I’m writing a GEMM code in C++, but the loop order actually influences a lot to the efficiency. Code:
// The first edition
void gemm_cpu_naive(
int* __restrict__ C,
const int* __restrict__ A,
const int* __restrict__ B,
const int n,
const int m,
const int k){
for(int l=0; l<k; ++l)
for(int i=0; i<n; ++i)
for(int j=0; j<m; ++j){
C[i*m+j] += A[i*k+l] * B[l*m+j];
}
}
// The second edition
void gemm_cpu_naive(
int* __restrict__ C,
const int* __restrict__ A,
const int* __restrict__ B,
const int n,
const int m,
const int k){
for(int i=0; i<n; ++i)
for(int j=0; j<m; ++j)
for(int l=0; l<k; ++l){
C[i*m+j] += A[i*k+l] * B[l*m+j];
}
}
n = 64, m = 64, k =64, the first edition cost 118 us, the second edition just cost 63 us.
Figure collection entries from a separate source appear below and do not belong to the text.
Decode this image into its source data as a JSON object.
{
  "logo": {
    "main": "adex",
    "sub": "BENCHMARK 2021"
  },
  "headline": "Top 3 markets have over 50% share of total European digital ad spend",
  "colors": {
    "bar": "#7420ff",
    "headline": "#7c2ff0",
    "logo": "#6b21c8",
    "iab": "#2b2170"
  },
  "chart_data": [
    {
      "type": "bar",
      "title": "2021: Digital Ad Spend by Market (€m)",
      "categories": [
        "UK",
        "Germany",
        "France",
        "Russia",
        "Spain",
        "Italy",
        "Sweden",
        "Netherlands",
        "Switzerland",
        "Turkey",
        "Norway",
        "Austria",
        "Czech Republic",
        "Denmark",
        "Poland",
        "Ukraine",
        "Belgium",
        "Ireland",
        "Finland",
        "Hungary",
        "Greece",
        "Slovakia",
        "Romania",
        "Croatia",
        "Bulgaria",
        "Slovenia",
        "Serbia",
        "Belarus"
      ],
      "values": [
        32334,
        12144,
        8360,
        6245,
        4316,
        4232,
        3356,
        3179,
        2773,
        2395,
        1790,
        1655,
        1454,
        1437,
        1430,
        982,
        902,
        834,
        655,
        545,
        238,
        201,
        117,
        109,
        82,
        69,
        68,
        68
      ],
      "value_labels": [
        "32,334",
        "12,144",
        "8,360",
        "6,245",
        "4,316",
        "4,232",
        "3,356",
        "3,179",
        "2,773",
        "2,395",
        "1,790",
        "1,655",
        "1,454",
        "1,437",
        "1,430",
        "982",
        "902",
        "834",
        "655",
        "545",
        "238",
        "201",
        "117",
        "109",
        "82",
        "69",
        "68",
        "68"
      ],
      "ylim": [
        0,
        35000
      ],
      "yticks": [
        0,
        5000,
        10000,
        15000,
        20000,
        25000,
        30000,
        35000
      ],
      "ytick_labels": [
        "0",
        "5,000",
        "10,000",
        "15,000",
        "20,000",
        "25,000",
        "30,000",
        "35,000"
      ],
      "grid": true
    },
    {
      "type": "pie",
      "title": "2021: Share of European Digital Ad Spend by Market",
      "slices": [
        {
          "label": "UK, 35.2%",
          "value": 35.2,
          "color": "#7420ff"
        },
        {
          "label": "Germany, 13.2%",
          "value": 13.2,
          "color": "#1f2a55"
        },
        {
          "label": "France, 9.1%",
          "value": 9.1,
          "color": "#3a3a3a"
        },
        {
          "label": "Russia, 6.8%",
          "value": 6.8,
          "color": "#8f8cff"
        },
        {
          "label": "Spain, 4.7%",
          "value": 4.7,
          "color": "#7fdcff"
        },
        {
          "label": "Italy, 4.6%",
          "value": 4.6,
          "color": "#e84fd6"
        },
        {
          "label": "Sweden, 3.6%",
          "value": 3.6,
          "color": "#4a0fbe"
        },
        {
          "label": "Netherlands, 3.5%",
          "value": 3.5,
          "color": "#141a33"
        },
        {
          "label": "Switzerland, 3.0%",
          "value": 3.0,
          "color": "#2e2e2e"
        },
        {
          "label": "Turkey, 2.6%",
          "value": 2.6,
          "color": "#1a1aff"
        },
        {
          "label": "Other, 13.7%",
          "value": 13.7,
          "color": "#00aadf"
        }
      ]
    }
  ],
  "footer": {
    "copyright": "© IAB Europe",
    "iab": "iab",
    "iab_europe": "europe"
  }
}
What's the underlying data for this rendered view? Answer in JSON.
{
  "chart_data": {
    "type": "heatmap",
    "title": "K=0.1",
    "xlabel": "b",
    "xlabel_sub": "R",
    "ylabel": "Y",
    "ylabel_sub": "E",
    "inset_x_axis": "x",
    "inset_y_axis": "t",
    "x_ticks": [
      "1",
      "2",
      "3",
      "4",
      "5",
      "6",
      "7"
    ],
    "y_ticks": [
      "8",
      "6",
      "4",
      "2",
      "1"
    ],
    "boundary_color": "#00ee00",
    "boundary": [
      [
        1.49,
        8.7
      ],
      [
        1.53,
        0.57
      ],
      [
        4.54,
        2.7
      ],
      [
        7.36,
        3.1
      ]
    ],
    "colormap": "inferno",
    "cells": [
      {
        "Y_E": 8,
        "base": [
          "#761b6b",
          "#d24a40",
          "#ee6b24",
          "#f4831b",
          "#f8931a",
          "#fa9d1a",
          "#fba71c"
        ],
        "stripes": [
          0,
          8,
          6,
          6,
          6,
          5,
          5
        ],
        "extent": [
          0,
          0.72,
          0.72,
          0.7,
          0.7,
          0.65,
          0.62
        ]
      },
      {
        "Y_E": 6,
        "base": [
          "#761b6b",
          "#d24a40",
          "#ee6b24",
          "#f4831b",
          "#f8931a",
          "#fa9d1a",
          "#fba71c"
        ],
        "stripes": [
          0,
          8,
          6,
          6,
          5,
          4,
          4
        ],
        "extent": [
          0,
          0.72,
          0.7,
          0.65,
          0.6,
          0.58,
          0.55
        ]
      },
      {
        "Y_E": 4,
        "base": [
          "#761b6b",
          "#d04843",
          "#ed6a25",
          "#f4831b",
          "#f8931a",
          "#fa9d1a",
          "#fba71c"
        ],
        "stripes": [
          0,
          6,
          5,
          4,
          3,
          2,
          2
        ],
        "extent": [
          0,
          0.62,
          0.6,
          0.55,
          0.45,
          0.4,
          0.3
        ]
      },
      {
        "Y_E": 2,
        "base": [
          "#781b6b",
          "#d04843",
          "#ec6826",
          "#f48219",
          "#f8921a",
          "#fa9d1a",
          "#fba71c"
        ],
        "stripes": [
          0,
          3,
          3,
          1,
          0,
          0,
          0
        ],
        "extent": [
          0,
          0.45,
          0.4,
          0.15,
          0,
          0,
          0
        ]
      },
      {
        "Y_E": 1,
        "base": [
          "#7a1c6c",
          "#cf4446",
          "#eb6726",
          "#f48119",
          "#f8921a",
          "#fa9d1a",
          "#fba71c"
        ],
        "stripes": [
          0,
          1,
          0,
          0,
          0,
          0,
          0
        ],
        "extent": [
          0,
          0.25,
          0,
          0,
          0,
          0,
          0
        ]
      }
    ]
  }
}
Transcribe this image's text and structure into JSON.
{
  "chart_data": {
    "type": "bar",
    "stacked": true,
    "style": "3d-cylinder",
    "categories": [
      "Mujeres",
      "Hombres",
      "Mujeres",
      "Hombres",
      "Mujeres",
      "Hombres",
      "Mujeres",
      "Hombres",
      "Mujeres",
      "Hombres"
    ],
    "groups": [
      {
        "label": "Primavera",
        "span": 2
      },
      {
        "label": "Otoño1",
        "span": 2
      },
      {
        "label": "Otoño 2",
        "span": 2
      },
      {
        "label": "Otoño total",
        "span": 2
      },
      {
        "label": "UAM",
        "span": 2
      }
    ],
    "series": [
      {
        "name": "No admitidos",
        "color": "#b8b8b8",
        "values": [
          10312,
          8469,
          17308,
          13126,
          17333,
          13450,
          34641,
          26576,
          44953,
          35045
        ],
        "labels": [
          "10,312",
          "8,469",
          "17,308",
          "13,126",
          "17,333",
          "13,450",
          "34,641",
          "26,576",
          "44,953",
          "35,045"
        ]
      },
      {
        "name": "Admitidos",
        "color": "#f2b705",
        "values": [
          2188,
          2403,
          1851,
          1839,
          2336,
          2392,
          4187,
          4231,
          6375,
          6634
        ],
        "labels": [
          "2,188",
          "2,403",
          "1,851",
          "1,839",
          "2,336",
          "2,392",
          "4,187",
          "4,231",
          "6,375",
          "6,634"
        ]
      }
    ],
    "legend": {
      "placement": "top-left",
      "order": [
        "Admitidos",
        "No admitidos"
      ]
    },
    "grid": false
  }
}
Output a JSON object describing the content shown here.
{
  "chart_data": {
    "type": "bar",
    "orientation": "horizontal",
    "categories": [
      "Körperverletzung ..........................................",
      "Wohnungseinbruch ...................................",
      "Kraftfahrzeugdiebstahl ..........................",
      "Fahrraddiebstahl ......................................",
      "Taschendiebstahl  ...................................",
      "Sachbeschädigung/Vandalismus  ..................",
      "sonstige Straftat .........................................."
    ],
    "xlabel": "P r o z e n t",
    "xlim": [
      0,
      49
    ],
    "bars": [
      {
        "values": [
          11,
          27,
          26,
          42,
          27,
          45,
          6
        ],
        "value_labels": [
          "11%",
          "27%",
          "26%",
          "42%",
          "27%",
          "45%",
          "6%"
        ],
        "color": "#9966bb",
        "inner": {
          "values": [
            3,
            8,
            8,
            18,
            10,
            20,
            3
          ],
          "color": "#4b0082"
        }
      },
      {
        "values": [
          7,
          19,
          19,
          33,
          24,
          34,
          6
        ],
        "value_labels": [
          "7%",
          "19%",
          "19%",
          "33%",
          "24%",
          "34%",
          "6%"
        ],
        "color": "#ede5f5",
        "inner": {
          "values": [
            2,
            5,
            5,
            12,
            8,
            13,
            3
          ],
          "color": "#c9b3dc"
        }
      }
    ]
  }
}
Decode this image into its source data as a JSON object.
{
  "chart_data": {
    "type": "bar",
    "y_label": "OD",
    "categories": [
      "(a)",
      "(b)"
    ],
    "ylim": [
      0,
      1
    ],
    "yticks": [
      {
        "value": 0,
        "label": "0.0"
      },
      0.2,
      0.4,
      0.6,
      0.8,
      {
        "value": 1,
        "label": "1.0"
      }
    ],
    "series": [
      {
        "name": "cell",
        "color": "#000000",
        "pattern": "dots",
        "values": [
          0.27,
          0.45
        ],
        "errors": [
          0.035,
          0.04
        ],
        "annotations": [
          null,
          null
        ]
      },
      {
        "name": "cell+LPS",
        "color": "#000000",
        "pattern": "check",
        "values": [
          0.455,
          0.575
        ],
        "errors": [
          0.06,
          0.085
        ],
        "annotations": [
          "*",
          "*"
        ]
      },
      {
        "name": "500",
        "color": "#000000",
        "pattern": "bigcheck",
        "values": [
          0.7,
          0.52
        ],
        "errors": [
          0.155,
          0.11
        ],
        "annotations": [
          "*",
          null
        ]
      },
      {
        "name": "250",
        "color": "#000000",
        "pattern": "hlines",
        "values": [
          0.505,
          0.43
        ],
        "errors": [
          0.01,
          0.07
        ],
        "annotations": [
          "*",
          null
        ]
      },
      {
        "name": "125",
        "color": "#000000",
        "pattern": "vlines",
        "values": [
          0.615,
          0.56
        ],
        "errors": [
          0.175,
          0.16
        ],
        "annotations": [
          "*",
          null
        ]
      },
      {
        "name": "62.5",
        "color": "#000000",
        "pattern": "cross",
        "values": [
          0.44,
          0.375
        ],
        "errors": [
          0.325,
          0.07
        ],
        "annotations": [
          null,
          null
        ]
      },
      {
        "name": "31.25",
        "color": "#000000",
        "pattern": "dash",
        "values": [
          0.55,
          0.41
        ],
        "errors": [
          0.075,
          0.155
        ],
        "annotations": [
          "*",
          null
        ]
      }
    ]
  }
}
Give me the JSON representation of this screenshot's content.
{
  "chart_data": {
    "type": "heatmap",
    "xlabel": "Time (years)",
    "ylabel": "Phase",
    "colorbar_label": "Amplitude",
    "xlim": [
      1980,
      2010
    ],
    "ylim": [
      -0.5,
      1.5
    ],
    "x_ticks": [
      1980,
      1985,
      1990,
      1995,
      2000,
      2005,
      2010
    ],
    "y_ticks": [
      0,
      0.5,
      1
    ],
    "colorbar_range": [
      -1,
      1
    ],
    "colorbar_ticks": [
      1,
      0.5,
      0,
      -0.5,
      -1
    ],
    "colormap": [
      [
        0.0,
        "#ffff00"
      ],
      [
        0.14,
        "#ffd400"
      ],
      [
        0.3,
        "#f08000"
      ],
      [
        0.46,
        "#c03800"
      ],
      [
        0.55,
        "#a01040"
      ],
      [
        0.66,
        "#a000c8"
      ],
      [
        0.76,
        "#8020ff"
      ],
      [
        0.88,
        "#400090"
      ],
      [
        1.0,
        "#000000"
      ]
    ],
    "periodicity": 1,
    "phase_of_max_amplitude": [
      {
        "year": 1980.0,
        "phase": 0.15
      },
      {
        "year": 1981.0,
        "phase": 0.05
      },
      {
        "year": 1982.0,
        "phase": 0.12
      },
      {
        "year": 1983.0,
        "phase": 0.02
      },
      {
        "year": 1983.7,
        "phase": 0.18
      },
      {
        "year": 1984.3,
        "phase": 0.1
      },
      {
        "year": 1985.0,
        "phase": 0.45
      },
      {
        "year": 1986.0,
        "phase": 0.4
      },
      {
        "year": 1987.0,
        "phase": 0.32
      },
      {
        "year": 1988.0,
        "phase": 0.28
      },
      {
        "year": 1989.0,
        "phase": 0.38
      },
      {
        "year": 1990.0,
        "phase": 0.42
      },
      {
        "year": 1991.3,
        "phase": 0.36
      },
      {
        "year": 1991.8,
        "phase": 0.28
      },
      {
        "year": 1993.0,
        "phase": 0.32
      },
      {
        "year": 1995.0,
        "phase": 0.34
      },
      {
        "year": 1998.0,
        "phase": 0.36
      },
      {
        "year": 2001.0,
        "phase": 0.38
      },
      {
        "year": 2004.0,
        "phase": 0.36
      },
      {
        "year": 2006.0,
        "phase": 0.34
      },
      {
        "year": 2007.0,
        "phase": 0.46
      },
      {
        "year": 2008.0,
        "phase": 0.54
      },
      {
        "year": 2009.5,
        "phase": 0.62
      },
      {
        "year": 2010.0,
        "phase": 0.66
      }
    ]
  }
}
The memory access pattern seems the same, A in row-order, B in column-order.
I searched a lot, one answer is the forst edition frequent writes to the same memory location, which can cause cache thrashing.
I wonder it’s the main cause of the huge difference of the efficiency? Or is the fact still undiscovered?